Abstract

Different organisms compensate for, and adapt to, environmental changes in different ways. In this way, environmental changes affect animal-plant interactions. In this study, we assessed the effect of temperature on a tritrophic system of the lima bean, the herbivorous spider mite Tetranychus urticae and the predatory mite Phytoseiulus persimilis. In this system, the plant defends itself against T.urticae by emitting volatiles that attract P.persimilis. Over 20-40°C, the emission of volatiles by infested plants and the subsequent attraction of P.persimilis peaked at 30°C, but the number of eggs laid by T.urticae adults and the number of eggs consumed by P.persimilis peaked at 35°C. This indicates that the spider mites and predatory mites performed best at a higher temperature than that at which most volatile attractants were produced.

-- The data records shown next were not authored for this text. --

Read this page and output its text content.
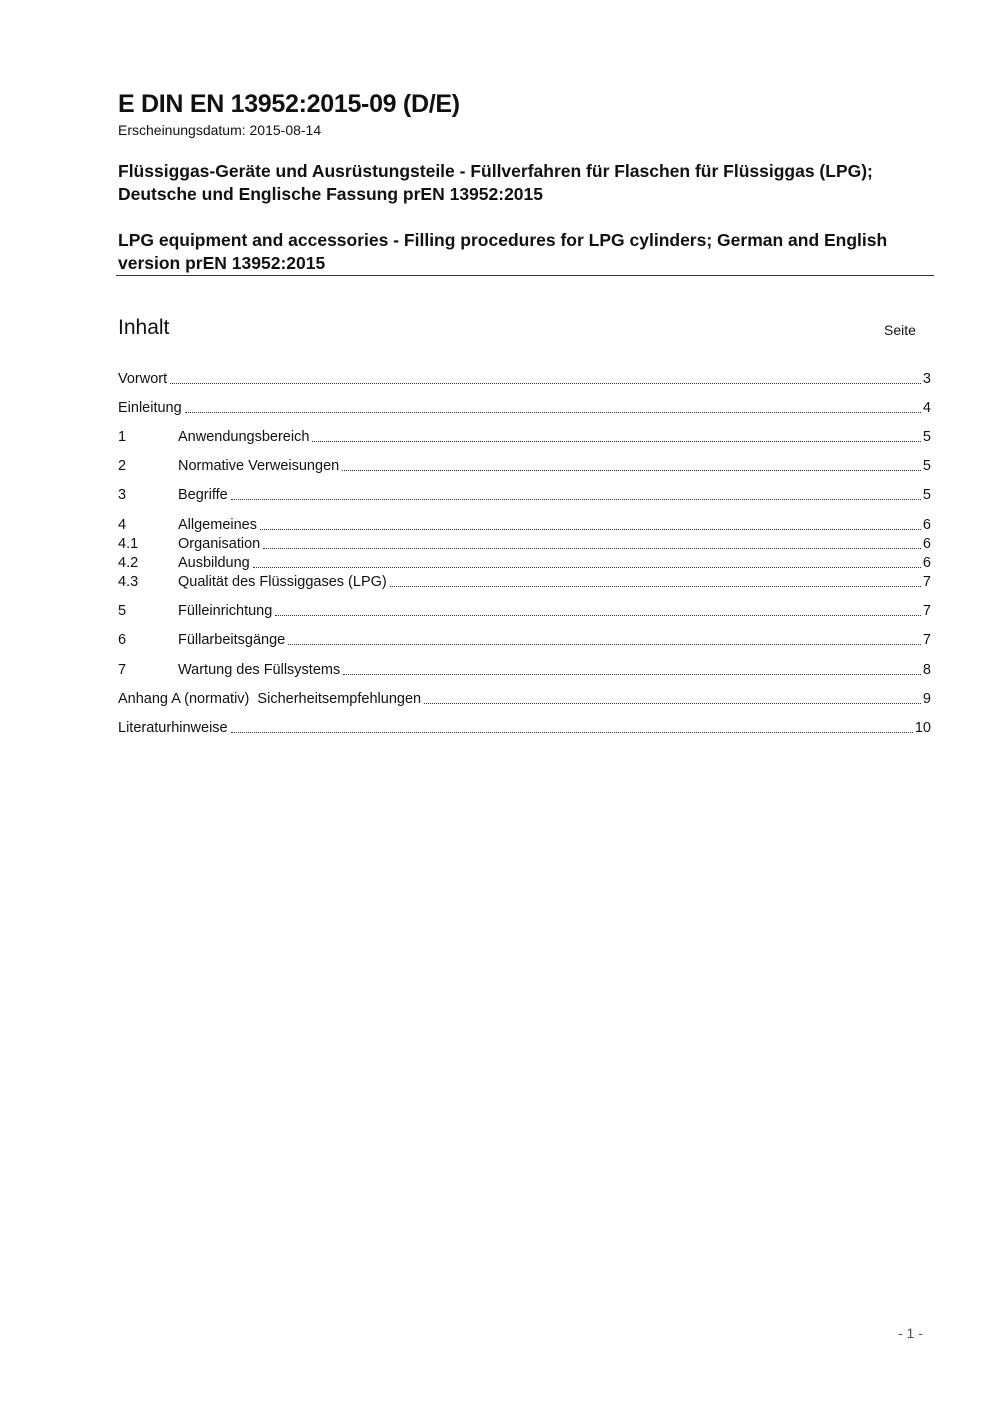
E DIN EN 13952:2015-09 (D/E)
Erscheinungsdatum: 2015-08-14
Flüssiggas-Geräte und Ausrüstungsteile - Füllverfahren für Flaschen für Flüssiggas (LPG); Deutsche und Englische Fassung prEN 13952:2015
LPG equipment and accessories - Filling procedures for LPG cylinders; German and English version prEN 13952:2015
Inhalt	Seite
Vorwort	3
Einleitung	4
1	Anwendungsbereich	5
2	Normative Verweisungen	5
3	Begriffe	5
4	Allgemeines	6
4.1	Organisation	6
4.2	Ausbildung	6
4.3	Qualität des Flüssiggases (LPG)	7
5	Fülleinrichtung	7
6	Füllarbeitsgänge	7
7	Wartung des Füllsystems	8
Anhang A (normativ)  Sicherheitsempfehlungen	9
Literaturhinweise	10
- 1 -
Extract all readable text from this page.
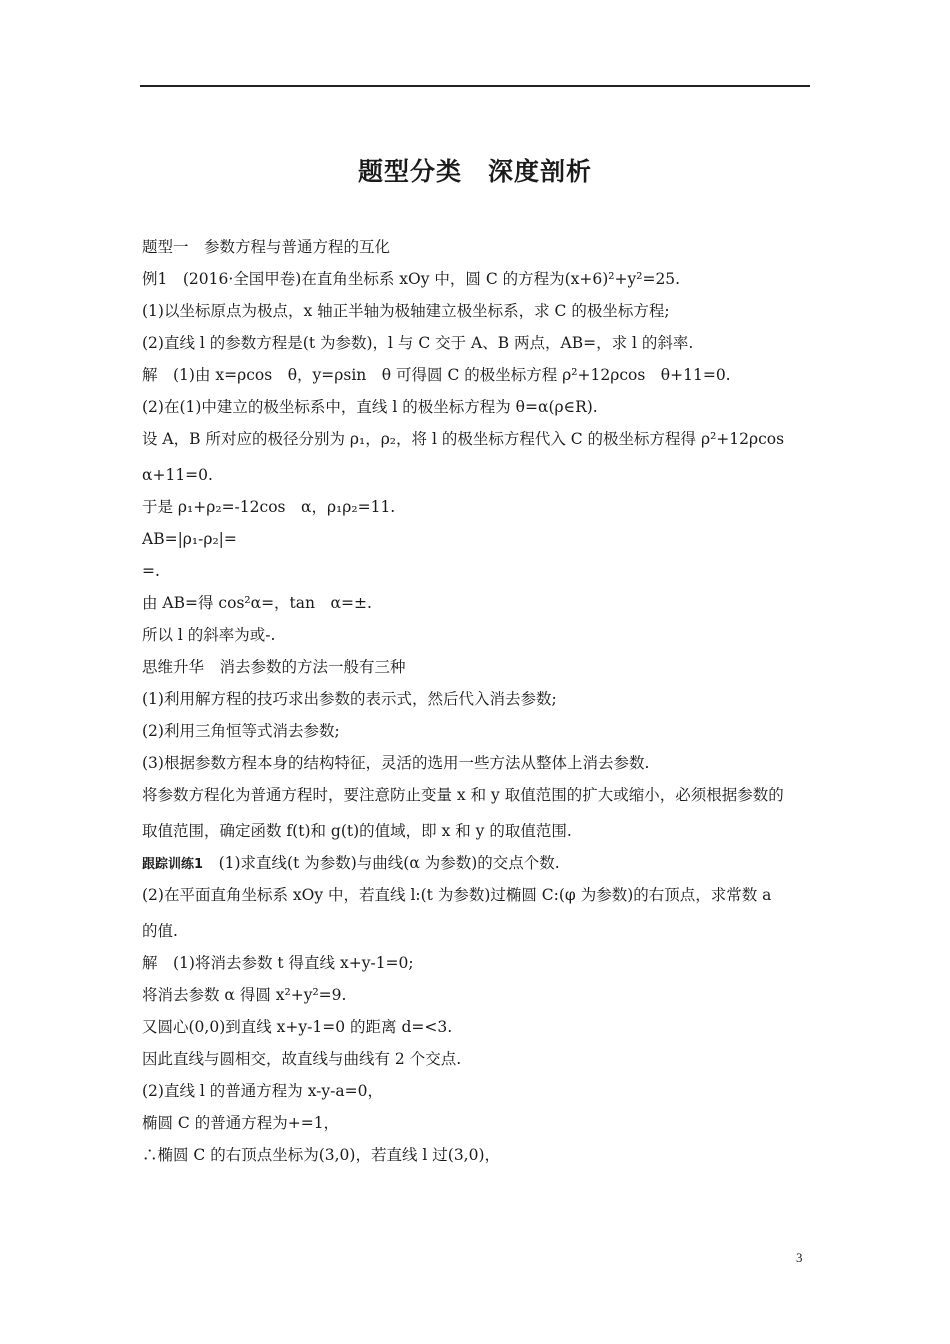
题型分类　深度剖析
题型一　参数方程与普通方程的互化
例1　(2016·全国甲卷)在直角坐标系 xOy 中，圆 C 的方程为(x+6)²+y²=25.
(1)以坐标原点为极点，x 轴正半轴为极轴建立极坐标系，求 C 的极坐标方程;
(2)直线 l 的参数方程是(t 为参数)，l 与 C 交于 A、B 两点，AB=，求 l 的斜率.
解　(1)由 x=ρcos　θ，y=ρsin　θ 可得圆 C 的极坐标方程 ρ²+12ρcos　θ+11=0.
(2)在(1)中建立的极坐标系中，直线 l 的极坐标方程为 θ=α(ρ∈R).
设 A，B 所对应的极径分别为 ρ₁，ρ₂，将 l 的极坐标方程代入 C 的极坐标方程得 ρ²+12ρcos
α+11=0.
于是 ρ₁+ρ₂=-12cos　α，ρ₁ρ₂=11.
AB=|ρ₁-ρ₂|=
=.
由 AB=得 cos²α=，tan　α=±.
所以 l 的斜率为或-.
思维升华　消去参数的方法一般有三种
(1)利用解方程的技巧求出参数的表示式，然后代入消去参数;
(2)利用三角恒等式消去参数;
(3)根据参数方程本身的结构特征，灵活的选用一些方法从整体上消去参数.
将参数方程化为普通方程时，要注意防止变量 x 和 y 取值范围的扩大或缩小，必须根据参数的
取值范围，确定函数 f(t)和 g(t)的值域，即 x 和 y 的取值范围.
跟踪训练1　 (1)求直线(t 为参数)与曲线(α 为参数)的交点个数.
(2)在平面直角坐标系 xOy 中，若直线 l:(t 为参数)过椭圆 C:(φ 为参数)的右顶点，求常数 a
的值.
解　(1)将消去参数 t 得直线 x+y-1=0;
将消去参数 α 得圆 x²+y²=9.
又圆心(0,0)到直线 x+y-1=0 的距离 d=<3.
因此直线与圆相交，故直线与曲线有 2 个交点.
(2)直线 l 的普通方程为 x-y-a=0，
椭圆 C 的普通方程为+=1，
∴椭圆 C 的右顶点坐标为(3,0)，若直线 l 过(3,0)，
3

Our data from transcriptome pyrosequencing of the mites found that P.persimilis up-regulated gene families for heat shock proteins (HSPs) and ubiquitin-associated proteins, whereas T.urticae did not. RNA interference-mediated gene suppression in P.persimilis revealed differences in temperature responses. Predation on T.urticae eggs by P.persimilis that had been fed PpHsp70-1 dsRNA was low at 35°C but not at 25°C when PpHsp70-1 expression was very high. Overall, our molecular and behavioural approaches revealed that the mode and tolerance of lima bean, T.urticae and P.persimilis are distinctly affected by temperature variability, thereby making their tritrophic interactions temperature dependent.